The Client has requested the Firm to provide or continue to provide and to perform the Services in relation to the Client and the Company, as the case may be.

    In consideration of the Firm agreeing to provide or continue to provide or to perform the Services, the Client and the Company each agree to be bound by the Firm’s Conditions.



    “Firm” means PikoHANA Pte Ltd, 1 Fusionopolis Place Level #03-20 Galaxis, West Lobby Singapore 138522 and their subsidiaries and associated companies.

    “Request” means the above request for the provision of Services.

    “Client” means the ultimate beneficial owner(s) and/or principal(s) of the Company.

    “Company” means the company to which the Firm is requested to provide the Services.

    “Agreement” means the services contract signed between the Firm and the Client.

    “Nominee” means any and all of the persons, firms or companies who or which is or are appointed by the Firm to perform any Services pursuant to the Request, or any substitute Nominee appointed pursuant to paragraph 13 hereof.

    “Authorized Person” means the person or persons who is or are expressly authorized to give instructions to the Firm or the Nominee on behalf of the Client.

    “Services” means any acts done or to be done, or services performed or to be performed, by the Firm or by any Nominee.

    “Fees” means the fees and time charges incurred in respect of the Services by the Firm from time to time whether or not invoiced.

    2. FEES

    In consideration of the payment of the Fees, the Firm will provide Services by itself or by any Nominee during the period of the Agreement’s engagement. Fees are payable in accordance with the terms stated on the relevant invoice for same.
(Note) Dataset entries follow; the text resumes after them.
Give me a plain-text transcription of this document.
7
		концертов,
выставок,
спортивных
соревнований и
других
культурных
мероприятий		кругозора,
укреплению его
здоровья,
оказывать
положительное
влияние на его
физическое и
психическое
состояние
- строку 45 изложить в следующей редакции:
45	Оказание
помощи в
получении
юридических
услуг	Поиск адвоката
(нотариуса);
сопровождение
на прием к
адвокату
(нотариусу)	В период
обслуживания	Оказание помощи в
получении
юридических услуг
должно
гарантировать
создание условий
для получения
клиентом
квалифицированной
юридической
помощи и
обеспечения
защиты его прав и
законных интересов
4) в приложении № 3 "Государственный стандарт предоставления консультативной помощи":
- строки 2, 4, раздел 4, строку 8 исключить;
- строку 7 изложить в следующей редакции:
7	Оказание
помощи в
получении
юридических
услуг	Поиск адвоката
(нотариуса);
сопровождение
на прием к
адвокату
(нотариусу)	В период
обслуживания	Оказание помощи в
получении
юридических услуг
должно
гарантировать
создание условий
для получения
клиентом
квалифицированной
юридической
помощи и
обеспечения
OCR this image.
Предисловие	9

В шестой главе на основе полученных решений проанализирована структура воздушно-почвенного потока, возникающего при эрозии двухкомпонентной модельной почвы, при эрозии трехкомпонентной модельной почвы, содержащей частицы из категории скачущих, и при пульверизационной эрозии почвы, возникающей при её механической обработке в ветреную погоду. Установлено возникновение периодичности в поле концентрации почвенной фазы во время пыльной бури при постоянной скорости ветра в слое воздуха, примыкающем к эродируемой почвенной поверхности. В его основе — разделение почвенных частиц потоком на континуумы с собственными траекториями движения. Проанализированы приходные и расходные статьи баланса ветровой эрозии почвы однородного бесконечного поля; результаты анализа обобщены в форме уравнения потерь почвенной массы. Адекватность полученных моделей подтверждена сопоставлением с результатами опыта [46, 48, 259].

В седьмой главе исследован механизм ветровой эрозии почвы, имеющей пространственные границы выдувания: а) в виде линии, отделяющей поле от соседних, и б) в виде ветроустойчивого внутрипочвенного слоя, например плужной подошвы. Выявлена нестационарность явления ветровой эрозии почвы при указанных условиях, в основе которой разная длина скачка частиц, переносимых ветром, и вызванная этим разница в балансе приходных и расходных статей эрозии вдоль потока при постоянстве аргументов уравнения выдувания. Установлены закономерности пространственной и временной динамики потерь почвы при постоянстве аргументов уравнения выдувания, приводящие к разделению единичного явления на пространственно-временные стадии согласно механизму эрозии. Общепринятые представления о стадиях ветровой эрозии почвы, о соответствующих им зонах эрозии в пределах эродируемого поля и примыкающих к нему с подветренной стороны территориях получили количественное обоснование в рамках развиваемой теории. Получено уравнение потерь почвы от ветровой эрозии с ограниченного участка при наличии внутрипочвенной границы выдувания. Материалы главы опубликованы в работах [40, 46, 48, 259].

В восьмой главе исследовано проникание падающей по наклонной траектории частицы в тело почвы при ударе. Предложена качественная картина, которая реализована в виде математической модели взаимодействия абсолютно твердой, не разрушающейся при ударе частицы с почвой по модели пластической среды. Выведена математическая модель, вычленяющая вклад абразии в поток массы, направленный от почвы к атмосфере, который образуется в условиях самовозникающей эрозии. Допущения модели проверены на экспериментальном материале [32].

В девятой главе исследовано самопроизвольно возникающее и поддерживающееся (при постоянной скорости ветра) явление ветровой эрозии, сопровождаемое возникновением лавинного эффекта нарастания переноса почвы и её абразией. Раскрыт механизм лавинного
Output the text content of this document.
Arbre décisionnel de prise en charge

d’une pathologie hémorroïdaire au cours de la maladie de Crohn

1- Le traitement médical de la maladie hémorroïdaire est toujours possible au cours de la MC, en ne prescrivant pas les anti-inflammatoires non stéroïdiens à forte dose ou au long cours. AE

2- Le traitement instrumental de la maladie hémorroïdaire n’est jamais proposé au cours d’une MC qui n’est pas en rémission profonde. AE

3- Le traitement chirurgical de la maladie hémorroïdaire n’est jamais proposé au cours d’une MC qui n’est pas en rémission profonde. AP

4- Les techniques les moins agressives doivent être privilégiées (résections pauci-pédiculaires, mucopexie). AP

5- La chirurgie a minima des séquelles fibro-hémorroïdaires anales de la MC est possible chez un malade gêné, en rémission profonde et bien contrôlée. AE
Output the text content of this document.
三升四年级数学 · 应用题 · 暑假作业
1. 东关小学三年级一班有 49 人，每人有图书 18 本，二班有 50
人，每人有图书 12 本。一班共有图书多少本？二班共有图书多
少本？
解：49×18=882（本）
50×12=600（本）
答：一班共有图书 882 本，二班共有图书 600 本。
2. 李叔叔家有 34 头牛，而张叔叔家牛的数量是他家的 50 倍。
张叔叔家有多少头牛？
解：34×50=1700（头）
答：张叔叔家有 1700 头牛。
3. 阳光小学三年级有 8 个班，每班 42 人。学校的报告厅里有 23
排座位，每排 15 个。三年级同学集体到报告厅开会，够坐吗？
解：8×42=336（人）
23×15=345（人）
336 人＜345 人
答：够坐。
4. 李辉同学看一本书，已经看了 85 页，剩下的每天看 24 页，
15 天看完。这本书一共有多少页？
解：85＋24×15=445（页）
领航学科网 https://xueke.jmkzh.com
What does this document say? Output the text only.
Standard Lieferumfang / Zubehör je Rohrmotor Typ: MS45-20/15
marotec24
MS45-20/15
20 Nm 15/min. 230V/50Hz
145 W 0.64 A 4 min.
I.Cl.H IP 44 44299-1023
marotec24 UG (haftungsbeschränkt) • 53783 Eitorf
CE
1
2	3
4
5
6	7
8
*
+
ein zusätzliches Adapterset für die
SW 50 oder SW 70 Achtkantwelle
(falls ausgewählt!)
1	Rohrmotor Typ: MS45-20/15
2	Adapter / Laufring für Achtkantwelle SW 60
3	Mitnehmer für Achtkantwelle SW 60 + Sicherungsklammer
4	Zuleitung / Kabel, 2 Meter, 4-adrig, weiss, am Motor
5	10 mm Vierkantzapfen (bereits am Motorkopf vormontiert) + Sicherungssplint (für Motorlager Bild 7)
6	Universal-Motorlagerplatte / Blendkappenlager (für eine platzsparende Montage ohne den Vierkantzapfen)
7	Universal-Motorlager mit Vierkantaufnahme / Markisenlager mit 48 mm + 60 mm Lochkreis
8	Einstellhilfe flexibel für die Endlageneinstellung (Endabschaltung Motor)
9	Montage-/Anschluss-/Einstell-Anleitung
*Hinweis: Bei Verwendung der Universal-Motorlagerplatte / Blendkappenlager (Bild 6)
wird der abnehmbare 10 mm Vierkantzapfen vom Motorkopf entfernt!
The Firm shall not be required to refund any part of the Fees upon termination for any reason of the appointment of any Nominee or the provision of the Services.

    The Firm shall be entitled to request payment or payments on account when it considers appropriate. The Firm shall also be entitled to invoice fees in arrears for services rendered per the terms of the Agreement.


    Additional charges, and all transaction charges such as bank fees, governmental levies, duties or fines, additional usage charges in excess of the transaction threshold agreed to in the Agreement, and all other charges incurred in the course of the provision of the Services together with all disbursements and out-of-pocket expenses, may be made from time to time for or incidental to all Services performed by the Firm or any Nominee. The Firm shall be entitled to render invoices in advance in respect of any anticipated additional charges. The Firm also reserves the right to invoice the Client for additional charges per the terms in the Agreement as and when needed, in arrears at any time during the engagement or upon termination of the Agreement by either party.


    Invoices for Fees and any additional charges shall be rendered in the name of the Firm or by the relevant Nominee of the Firm. Invoices may, at the request of the Client and approved by the Firm in writing, be issued to another person.

    The Client undertakes to the Firm that it shall remain primarily liable for, payment of all invoices rendered by the Firm for the Services. The Client and the Company agree that the Firm shall have the right to collect payment on behalf of the Firm by debiting the credit card of the Client with prior notice to the Client or the Company. The Client and the Company agree that all Fees and charges invoiced shall be deemed accepted unless disputed within 30 days of invoice date. Any dispute by the Client shall be notified to the Firm in writing by facsimile or e -mail. All Fees and additional charges shall bear interest at the rate of 0.07% per day running from the date of the relative invoice or invoices save that the Firm may agree to waive all such interest if the Fees and charges are paid within 15 days of invoice date.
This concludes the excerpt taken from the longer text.